1

This has been driving me crazy and I've been looking through similar posts all day but can't seem to solve my problem. I have a naive bayes model trained and stored as model. I'm attempting to predict with a newdata data frame but I keep getting the error Error: $ operator is invalid for atomic vectors. Here is what I am running: stats::predict(model, newdata = newdata) where newdata is the first row of another data frame: new data <- pbp[1, c("balls", "strikes", "outs_when_up", "stand", "pitcher", "p_throws", "inning")]

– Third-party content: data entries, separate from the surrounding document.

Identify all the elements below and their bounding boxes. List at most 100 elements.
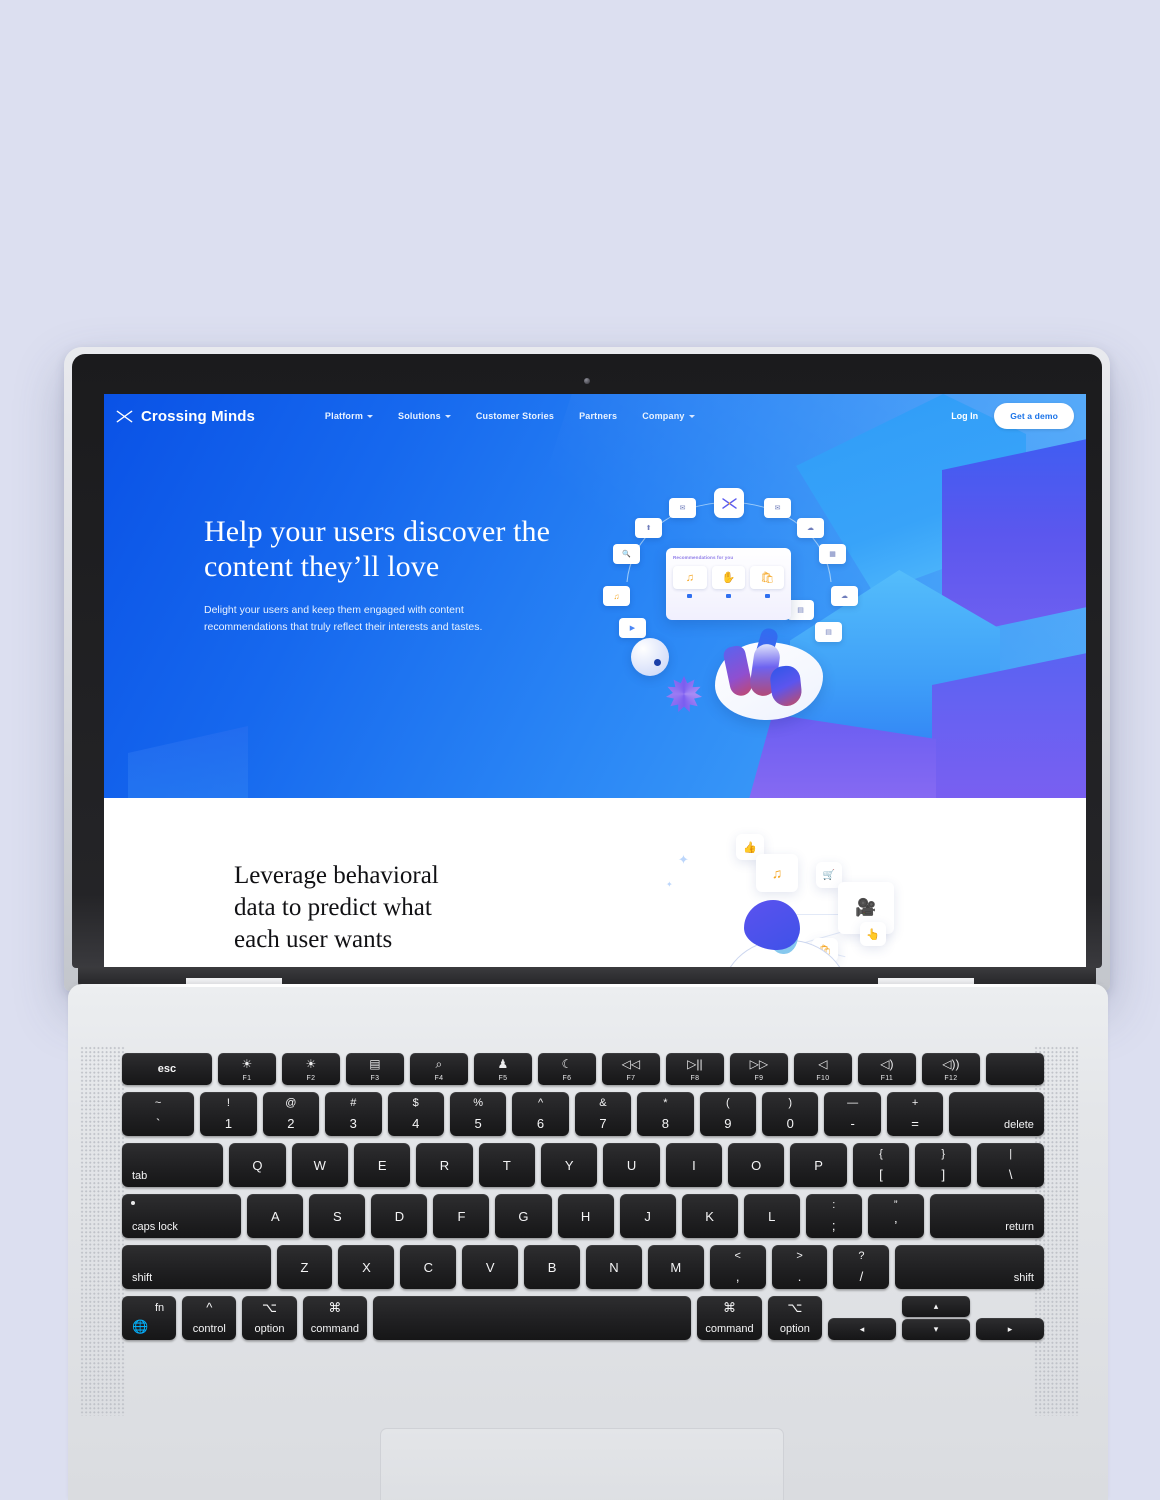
key-touch-id[interactable] — [985, 1053, 1044, 1085]
key-c[interactable]: C — [400, 1245, 457, 1289]
key-t[interactable]: T — [478, 1143, 536, 1187]
microphone-icon: ♟ — [497, 1057, 509, 1071]
orbit-node-center-icon — [714, 488, 744, 518]
nav-item-customer-stories[interactable]: Customer Stories — [476, 411, 554, 421]
key-z[interactable]: Z — [276, 1245, 333, 1289]
key-d[interactable]: D — [371, 1194, 428, 1238]
key-arrow-down[interactable]: ▾ — [901, 1319, 970, 1340]
key-u[interactable]: U — [603, 1143, 660, 1187]
key-backslash[interactable]: | \ — [977, 1143, 1044, 1187]
key-j[interactable]: J — [619, 1194, 676, 1238]
key-semicolon[interactable]: :; — [805, 1194, 862, 1238]
brightness-down-icon: ☀ — [241, 1057, 253, 1071]
section2-heading-line3: each user wants — [234, 926, 393, 953]
benefits-section: Leverage behavioral data to predict what… — [104, 798, 1086, 972]
key-arrow-right[interactable]: ▸ — [975, 1318, 1044, 1340]
key-s[interactable]: S — [309, 1194, 366, 1238]
section2-heading: Leverage behavioral data to predict what… — [234, 860, 534, 956]
key-m[interactable]: M — [647, 1245, 704, 1289]
key-6[interactable]: ^ 6 — [512, 1092, 569, 1136]
nav-item-solutions[interactable]: Solutions — [398, 411, 451, 421]
crossing-minds-mark-icon — [721, 497, 737, 509]
key-x[interactable]: X — [338, 1245, 395, 1289]
key-f9-fast-forward[interactable]: ▷▷ F9 — [729, 1053, 788, 1085]
key-command-left[interactable]: ⌘ command — [302, 1296, 368, 1340]
key-2[interactable]: @2 — [262, 1092, 320, 1136]
webcam-icon — [584, 378, 590, 384]
key-bracket-right[interactable]: }] — [915, 1143, 972, 1187]
key-f1-brightness-down[interactable]: ☀ F1 — [217, 1053, 276, 1085]
key-f2-brightness-up[interactable]: ☀ F2 — [281, 1053, 340, 1085]
hero-sub-line2: recommendations that truly reflect their… — [204, 621, 483, 634]
key-period[interactable]: >. — [771, 1245, 828, 1289]
key-b[interactable]: B — [524, 1245, 580, 1289]
get-a-demo-button[interactable]: Get a demo — [994, 403, 1074, 429]
key-minus[interactable]: — - — [824, 1092, 881, 1136]
key-5[interactable]: % 5 — [449, 1092, 507, 1136]
key-h[interactable]: H — [557, 1194, 614, 1238]
key-q[interactable]: Q — [229, 1143, 286, 1187]
orbit-node-music-icon: ♫ — [603, 586, 630, 606]
key-i[interactable]: I — [665, 1143, 723, 1187]
key-fn-globe[interactable]: fn 🌐 — [122, 1296, 177, 1340]
key-command-right[interactable]: ⌘ command — [697, 1296, 762, 1340]
key-delete[interactable]: delete — [949, 1092, 1044, 1136]
brand-logo[interactable]: Crossing Minds — [116, 408, 255, 425]
key-f12-volume-up[interactable]: ◁)) F12 — [921, 1053, 980, 1085]
login-link[interactable]: Log In — [951, 411, 978, 421]
nav-item-company[interactable]: Company — [642, 411, 695, 421]
key-0[interactable]: ) 0 — [762, 1092, 819, 1136]
key-arrow-up[interactable]: ▴ — [901, 1296, 970, 1317]
key-space[interactable] — [373, 1296, 692, 1340]
key-f10-mute[interactable]: ◁ F10 — [793, 1053, 852, 1085]
nav-item-solutions-label: Solutions — [398, 411, 441, 421]
key-y[interactable]: Y — [541, 1143, 598, 1187]
nav-item-partners[interactable]: Partners — [579, 411, 617, 421]
key-9[interactable]: (9 — [699, 1092, 757, 1136]
key-shift-left[interactable]: shift — [122, 1245, 271, 1289]
key-k[interactable]: K — [681, 1194, 738, 1238]
key-a[interactable]: A — [247, 1194, 304, 1238]
key-equals[interactable]: + = — [886, 1092, 944, 1136]
key-7[interactable]: & 7 — [574, 1092, 632, 1136]
hero-heading-line2: content they’ll love — [204, 550, 440, 584]
keyboard-row-numbers: ~ ` ! 1 @2 #3 $4 % 5 ^ 6 & 7 * 8 (9 ) 0 — - + = d… — [122, 1092, 1044, 1136]
key-bracket-left[interactable]: {[ — [852, 1143, 910, 1187]
key-1[interactable]: ! 1 — [200, 1092, 257, 1136]
key-option-right[interactable]: ⌥ option — [767, 1296, 822, 1340]
key-shift-right[interactable]: shift — [895, 1245, 1044, 1289]
key-f3-mission-control[interactable]: ▤ F3 — [345, 1053, 404, 1085]
key-esc[interactable]: esc — [122, 1053, 212, 1085]
key-8[interactable]: * 8 — [637, 1092, 694, 1136]
key-quote[interactable]: ”’ — [867, 1194, 924, 1238]
key-f6-do-not-disturb[interactable]: ☾ F6 — [537, 1053, 596, 1085]
key-slash[interactable]: ? / — [833, 1245, 890, 1289]
key-f11-volume-down[interactable]: ◁) F11 — [857, 1053, 916, 1085]
key-f5-dictation[interactable]: ♟ F5 — [473, 1053, 532, 1085]
key-comma[interactable]: <, — [709, 1245, 766, 1289]
key-option-left[interactable]: ⌥ option — [242, 1296, 297, 1340]
key-w[interactable]: W — [291, 1143, 348, 1187]
key-f7-rewind[interactable]: ◁◁ F7 — [601, 1053, 660, 1085]
key-p[interactable]: P — [790, 1143, 847, 1187]
key-control[interactable]: ^ control — [182, 1296, 237, 1340]
key-l[interactable]: L — [743, 1194, 800, 1238]
key-e[interactable]: E — [353, 1143, 411, 1187]
key-f8-play-pause[interactable]: ▷|| F8 — [665, 1053, 724, 1085]
key-caps-lock[interactable]: caps lock — [122, 1194, 242, 1238]
key-return[interactable]: return — [929, 1194, 1045, 1238]
key-v[interactable]: V — [462, 1245, 519, 1289]
key-r[interactable]: R — [416, 1143, 473, 1187]
nav-item-platform[interactable]: Platform — [325, 411, 374, 421]
key-g[interactable]: G — [495, 1194, 552, 1238]
key-o[interactable]: O — [728, 1143, 785, 1187]
key-n[interactable]: N — [585, 1245, 642, 1289]
key-f4-spotlight[interactable]: ⌕ F4 — [409, 1053, 468, 1085]
key-tab[interactable]: tab — [122, 1143, 224, 1187]
key-backtick[interactable]: ~ ` — [122, 1092, 195, 1136]
key-f[interactable]: F — [433, 1194, 490, 1238]
key-4[interactable]: $4 — [387, 1092, 444, 1136]
trackpad[interactable] — [380, 1428, 784, 1500]
key-arrow-left[interactable]: ◂ — [827, 1318, 896, 1340]
key-3[interactable]: #3 — [325, 1092, 382, 1136]
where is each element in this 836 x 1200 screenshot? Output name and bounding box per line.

class(newdata) gives [1] "tbl_df" "tbl" "data.frame".

StupidWolf
  • 45,075
  • 17
  • 40
  • 72
Kyle Dixon
  • 285
  • 4
  • 13
  • It's easier to help you if you include a simple [reproducible example](https://stackoverflow.com/questions/5963269/how-to-make-a-great-r-reproducible-example) with sample input and desired output that can be used to test and verify possible solutions. – MrFlick Apr 16 '21 at 19:40
  • I know sorry, I was trying to think how I could give you the model but I'm not sure how. I could give you the training code but it takes like 6 hours to train. Would giving you an actual row of values for `newdata` help? – Kyle Dixon Apr 16 '21 at 19:46
  • Maybe I can try giving you a link to the .Rdata files? Try this Google link, the model is too big for Github. https://drive.google.com/drive/folders/1HppF0msWias4sqxYmlTXO6EAz1bJKCZy?usp=sharing – Kyle Dixon Apr 16 '21 at 19:49
  • That's not really that helpful. Maybe create a simple example using a build in data set that shows the code you used to fit the model and make the prediction. See if you can get the same error message. It's not even clear what type of object `model` is at the moment. – MrFlick Apr 16 '21 at 19:50
  • This is essentially how I fit the data but I'm struggling to reproduce the same error. `model <- caret::train(iris[, 1:4], iris$Species, method = "nb", preProc = c("center", "scale"))` `newdata <- as_tibble(newdata)` `stats::predict(model, newdata = newdata[1, c("Sepal.Width", "Sepal.Length", "Petal.Length", "Petal.Width")])` I added the line to force the tibble because when I query the newdata that I use, it comes back as a tibble already. – Kyle Dixon Apr 16 '21 at 20:13

1 Answers1

1

The issue is with the data used. it should match the levels used in the training. E.g. if we use one of the rows from trainingData to predict, it does work

predict(model, head(model$trainingData, 1))
#[1] Curveball
#Levels: Changeup Curveball Fastball Sinker Slider

By checking the str of both datasets, some of the factor columns in the training is character class

str(model$trainingData)
'data.frame':   1277525 obs. of  7 variables:
 $ pitcher     : Factor w/ 1390 levels "112526","115629",..: 277 277 277 277 277 277 277 277 277 277 ...
 $ stand       : Factor w/ 2 levels "L","R": 1 1 2 2 2 2 2 1 1 1 ...
 $ p_throws    : Factor w/ 2 levels "L","R": 2 2 2 2 2 2 2 2 2 2 ...
 $ balls       : num  0 1 0 1 2 2 2 0 0 0 ...
 $ strikes     : num  0 0 0 0 0 1 2 0 1 2 ...
 $ outs_when_up: num  1 1 1 1 1 1 1 2 2 2 ...
 $ .outcome    : Factor w/ 5 levels "Changeup","Curveball",..: 3 4 1 4 1 5 5 1 1 5 ...

str(newdata)
tibble [1 × 6] (S3: tbl_df/tbl/data.frame)
 $ balls       : int 3
 $ strikes     : int 2
 $ outs_when_up: int 1
 $ stand       : chr "R"
 $ pitcher     : int 605200
 $ p_throws    : chr "R"

An option is to make levels same for factor class

nm1 <- intersect(names(model$trainingData), names(newdata))
nm2 <- names(which(sapply(model$trainingData[nm1], is.factor)))
newdata[nm2] <- Map(function(x, y) factor(x, levels = levels(y)), newdata[nm2], model$trainingData[nm2])

Now do the prediction

predict(model, newdata)
#[1] Sinker
#Levels: Changeup Curveball Fastball Sinker Slider
akrun
  • 874,273
  • 37
  • 540
  • 662